Einladung nach Vacha

Mit der Übernahme gab Müller einen Einblick in das an der Grenze zu Thüringen gelegene Vacha und lud die Rhönklubs und Hammelburger Gäste - auch im Namen des dortigen Rhönklub-Vorsitzenden Rainer Schlött - 2017 zu einem Besuch des Städtchens und zu dessen Jubiläum ein.
Landtagsabgeordneter Sandro Kirchner, Rhönklub-Präsident Jürgen Reinhard und die "Patrioten" aus der Partnerstadt Turnhout flankierten den festlichen Akt.
"Ich bin wahnsinnig stolz auf die Verantwortlichen, die bei uns den Wandertag ausrichteten, denn sie haben sehr gute Arbeit geleistet", lobte der Hammelburger Rathausobere, der eine Kiste Hammelburger Pilsener "Jubiläumsedition" an die "Patrioten " und einen Jubiläumswein an Bürgermeister Martin Müller übergab.
Unter dem Beifall zahlreicher Marktplatzbesucher wiederholte Armin Warmuth seine Worte: "Ich sage Ja zu Hammelburg" - weil wir Feste organisieren und feiern können.
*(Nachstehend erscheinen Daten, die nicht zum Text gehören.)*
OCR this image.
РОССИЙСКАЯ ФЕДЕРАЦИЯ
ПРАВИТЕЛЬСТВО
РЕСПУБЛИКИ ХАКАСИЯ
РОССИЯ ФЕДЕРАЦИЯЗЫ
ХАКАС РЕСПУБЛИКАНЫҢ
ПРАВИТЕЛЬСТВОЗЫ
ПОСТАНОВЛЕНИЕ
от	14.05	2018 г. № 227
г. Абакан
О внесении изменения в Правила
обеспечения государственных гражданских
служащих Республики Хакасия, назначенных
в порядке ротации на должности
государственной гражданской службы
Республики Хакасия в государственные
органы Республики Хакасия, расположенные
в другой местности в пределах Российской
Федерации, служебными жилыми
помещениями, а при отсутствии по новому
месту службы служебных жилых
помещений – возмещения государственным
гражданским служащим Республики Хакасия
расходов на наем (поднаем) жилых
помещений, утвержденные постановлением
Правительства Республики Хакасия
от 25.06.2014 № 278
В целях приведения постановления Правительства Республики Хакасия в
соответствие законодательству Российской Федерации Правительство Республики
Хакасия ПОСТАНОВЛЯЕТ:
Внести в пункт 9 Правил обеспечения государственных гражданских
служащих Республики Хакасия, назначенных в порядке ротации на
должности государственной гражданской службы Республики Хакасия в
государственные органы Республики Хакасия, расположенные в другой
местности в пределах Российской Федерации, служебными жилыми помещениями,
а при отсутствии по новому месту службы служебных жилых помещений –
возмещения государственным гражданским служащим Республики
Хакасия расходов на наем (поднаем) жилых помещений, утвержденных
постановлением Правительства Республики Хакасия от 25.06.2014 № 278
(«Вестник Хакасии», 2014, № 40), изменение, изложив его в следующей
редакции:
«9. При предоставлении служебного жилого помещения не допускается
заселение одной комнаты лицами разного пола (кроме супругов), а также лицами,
Ich bin überzeugt, es hat sich gelohnt den Rhöner Wandertag auszurichten. Davon wird die Stadt nachhaltig profitieren", ist er sich sicher.
Sein abschließender Dank galt "allen, die am Gelingen mitgewirkt haben", darunter Johannes Deinlein vom AMSC Hammelburg, der sich als Moderator und das audiotechnische Equipment zur Verfügung stellte, dem Vorsitzenden des Tourismusvereins, Alfred Jeurink, Günter Dittmar, dem Vorsitzenden des heimischen Rhönklubs und dem städtischen Bauhof.